I have now read so many "ChatGPT can do X job better than workers" papers, and I don't think that I've ever found one that wasn't at least flawed if not complete bunk once I went through the actual paper. I wrote about this a year ago, and I've since done the occasional follow-up on specific articles, including an official response to one of the most dishonest published papers that I've ever read that just itself passed peer review and is awaiting publication.
That academics are still "bench-marking" ChatGPT like this, a full year after I wrote that, is genuinely astounding to me on so many levels. I don't even have anything left to say about it at this point. At least fewer of them are now purposefully designing their experiments to conclude that AI is awesome, and are coming to the obvious conclusion that ChatGPT cannot actually replace doctors, because of course it can't.

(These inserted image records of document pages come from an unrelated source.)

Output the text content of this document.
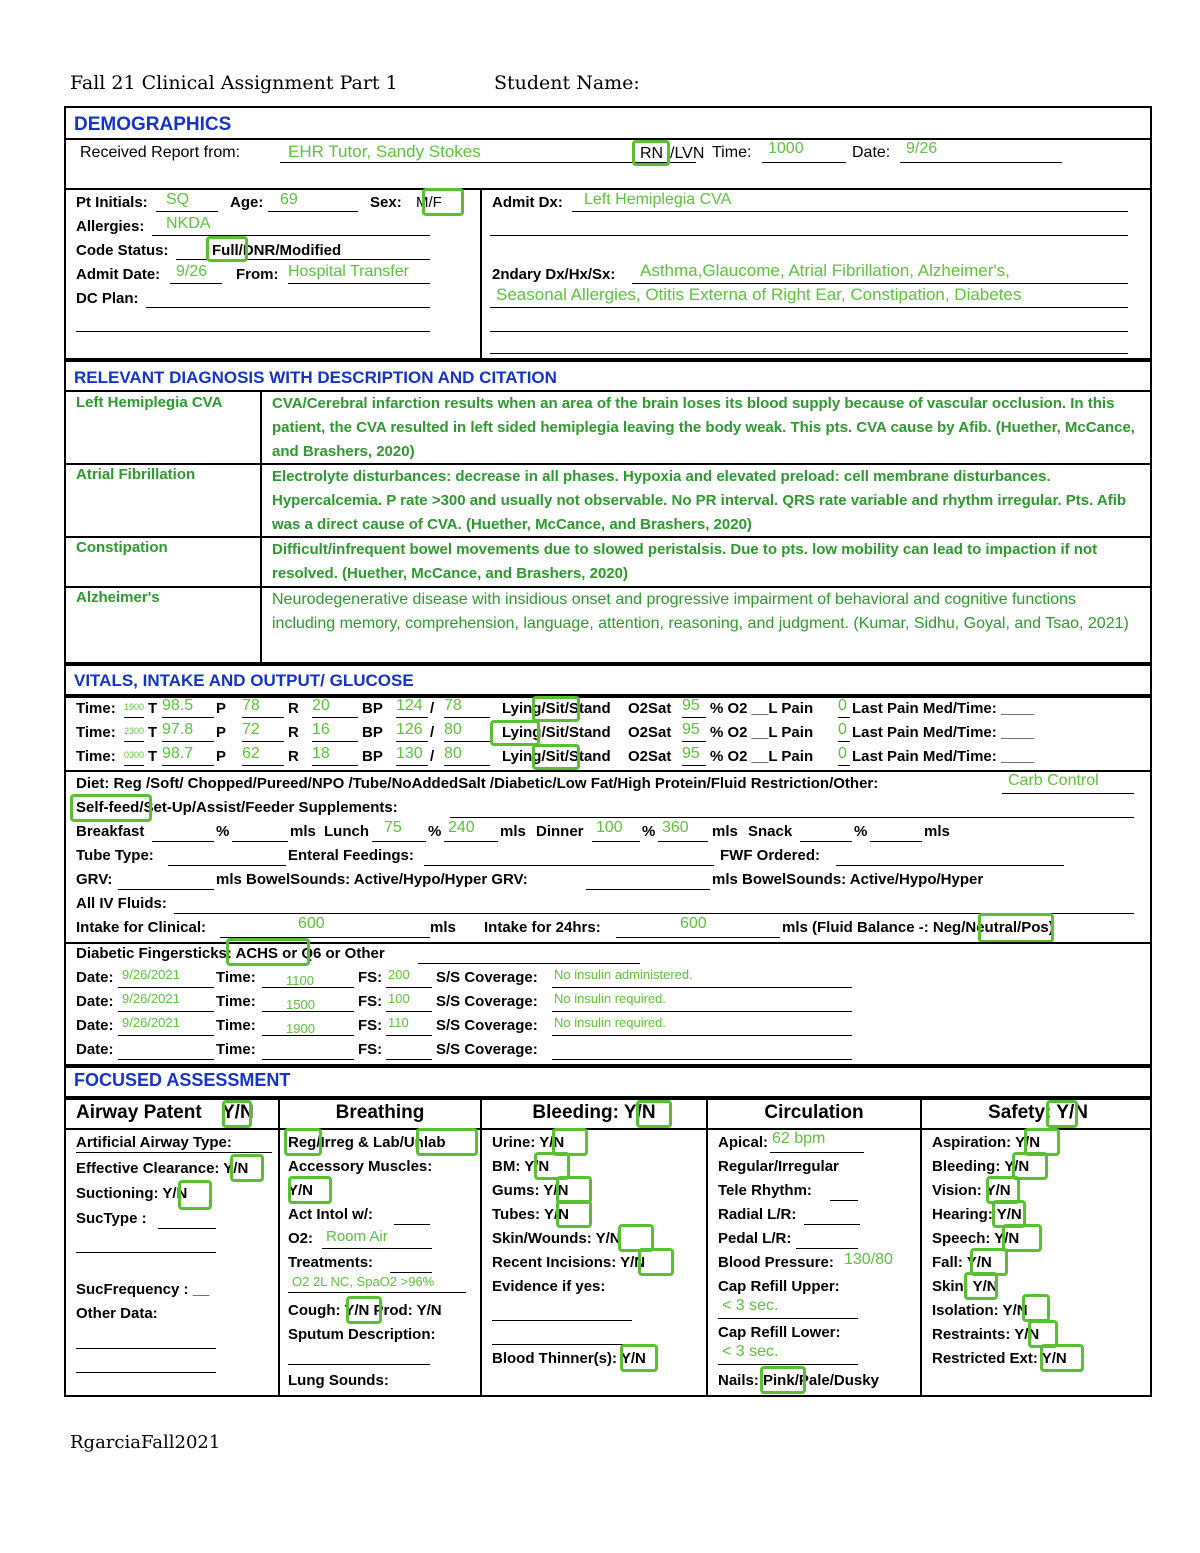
Fall 21 Clinical Assignment Part 1	Student Name:
DEMOGRAPHICS
Received Report from:	EHR Tutor, Sandy Stokes	RN /LVN Time: 1000	Date: 9/26
Pt Initials: SQ	Age: 69	Sex: M/F
Allergies: NKDA
Code Status:	Full/DNR/Modified
Admit Date: 9/26 From: Hospital Transfer
DC Plan:
Admit Dx: Left Hemiplegia CVA
2ndary Dx/Hx/Sx: Asthma,Glaucome, Atrial Fibrillation, Alzheimer's,
Seasonal Allergies, Otitis Externa of Right Ear, Constipation, Diabetes
RELEVANT DIAGNOSIS WITH DESCRIPTION AND CITATION
Left Hemiplegia CVA	CVA/Cerebral infarction results when an area of the brain loses its blood supply because of vascular occlusion. In this patient, the CVA resulted in left sided hemiplegia leaving the body weak. This pts. CVA cause by Afib. (Huether, McCance, and Brashers, 2020)
Atrial Fibrillation	Electrolyte disturbances: decrease in all phases. Hypoxia and elevated preload: cell membrane disturbances. Hypercalcemia. P rate >300 and usually not observable. No PR interval. QRS rate variable and rhythm irregular. Pts. Afib was a direct cause of CVA. (Huether, McCance, and Brashers, 2020)
Constipation	Difficult/infrequent bowel movements due to slowed peristalsis. Due to pts. low mobility can lead to impaction if not resolved. (Huether, McCance, and Brashers, 2020)
Alzheimer's	Neurodegenerative disease with insidious onset and progressive impairment of behavioral and cognitive functions including memory, comprehension, language, attention, reasoning, and judgment. (Kumar, Sidhu, Goyal, and Tsao, 2021)
VITALS, INTAKE AND OUTPUT/ GLUCOSE
Time: 1900 T 98.5 P 78 R 20 BP 124 / 78	Lying/Sit/Stand O2Sat 95 % O2 __L Pain 0 Last Pain Med/Time: ____
Time: 2300 T 97.8 P 72 R 16 BP 126 / 80	Lying/Sit/Stand O2Sat 95 % O2 __L Pain 0 Last Pain Med/Time: ____
Time: 0300 T 98.7 P 62 R 18 BP 130 / 80	Lying/Sit/Stand O2Sat 95 % O2 __L Pain 0 Last Pain Med/Time: ____
Diet: Reg /Soft/ Chopped/Pureed/NPO /Tube/NoAddedSalt /Diabetic/Low Fat/High Protein/Fluid Restriction/Other:	Carb Control
Self-feed/Set-Up/Assist/Feeder Supplements:
Breakfast	%	mls Lunch 75 % 240 mls Dinner 100 % 360 mls Snack	%	mls
Tube Type:	Enteral Feedings:	FWF Ordered:
GRV:	mls BowelSounds: Active/Hypo/Hyper GRV:	mls BowelSounds: Active/Hypo/Hyper
All IV Fluids:
Intake for Clinical:	600	mls Intake for 24hrs:	600	mls (Fluid Balance -: Neg/Neutral/Pos)
Diabetic Fingersticks: ACHS or Q6 or Other
Date:	Time:	FS:	S/S Coverage:
9/26/2021	1100	200	No insulin administered.
Date:	Time:	FS:	S/S Coverage:
9/26/2021	1500	100	No insulin required.
Date:	Time:	FS:	S/S Coverage:
9/26/2021	1900	110	No insulin required.
Date:	Time:	FS:	S/S Coverage:
FOCUSED ASSESSMENT
Airway Patent Y/N	Breathing	Bleeding: Y/N	Circulation	Safety: Y/N
Artificial Airway Type:
Effective Clearance: Y/N
Suctioning: Y/N
SucType :
SucFrequency : __
Other Data:
Reg/Irreg & Lab/Unlab
Accessory Muscles:
Y/N
Act Intol w/:
O2: Room Air
Treatments:
O2 2L NC, SpaO2 >96%
Cough: Y/N Prod: Y/N
Sputum Description:
Lung Sounds:
Urine: Y/N
BM: Y/N
Gums: Y/N
Tubes: Y/N
Skin/Wounds: Y/N
Recent Incisions: Y/N
Evidence if yes:
Blood Thinner(s): Y/N
Apical: 62 bpm
Regular/Irregular
Tele Rhythm:
Radial L/R:
Pedal L/R:
Blood Pressure: 130/80
Cap Refill Upper:
< 3 sec.
Cap Refill Lower:
< 3 sec.
Nails: Pink/Pale/Dusky
Aspiration: Y/N
Bleeding: Y/N
Vision: Y/N
Hearing: Y/N
Speech: Y/N
Fall: Y/N
Skin: Y/N
Isolation: Y/N
Restraints: Y/N
Restricted Ext: Y/N
RgarciaFall2021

This is my favorite one of these ChatGPT-as-doctor studies to date. It concluded that "GPT-4 ranked higher than the majority of physicians" on their exams. In reality, it actually can't do the exam, so the researchers made a special, ChatGPT-friendly version of the exam for the sole purpose of concluding that ChatGPT is better than humans.
Because GPT models cannot interpret images, questions including imaging analysis, such as those related to ultrasound, electrocardiography, x-ray, magnetic resonance, computed tomography, and positron emission tomography/computed tomography imaging, were excluded.
Just a bunch of serious doctors at serious hospitals showing their whole ass.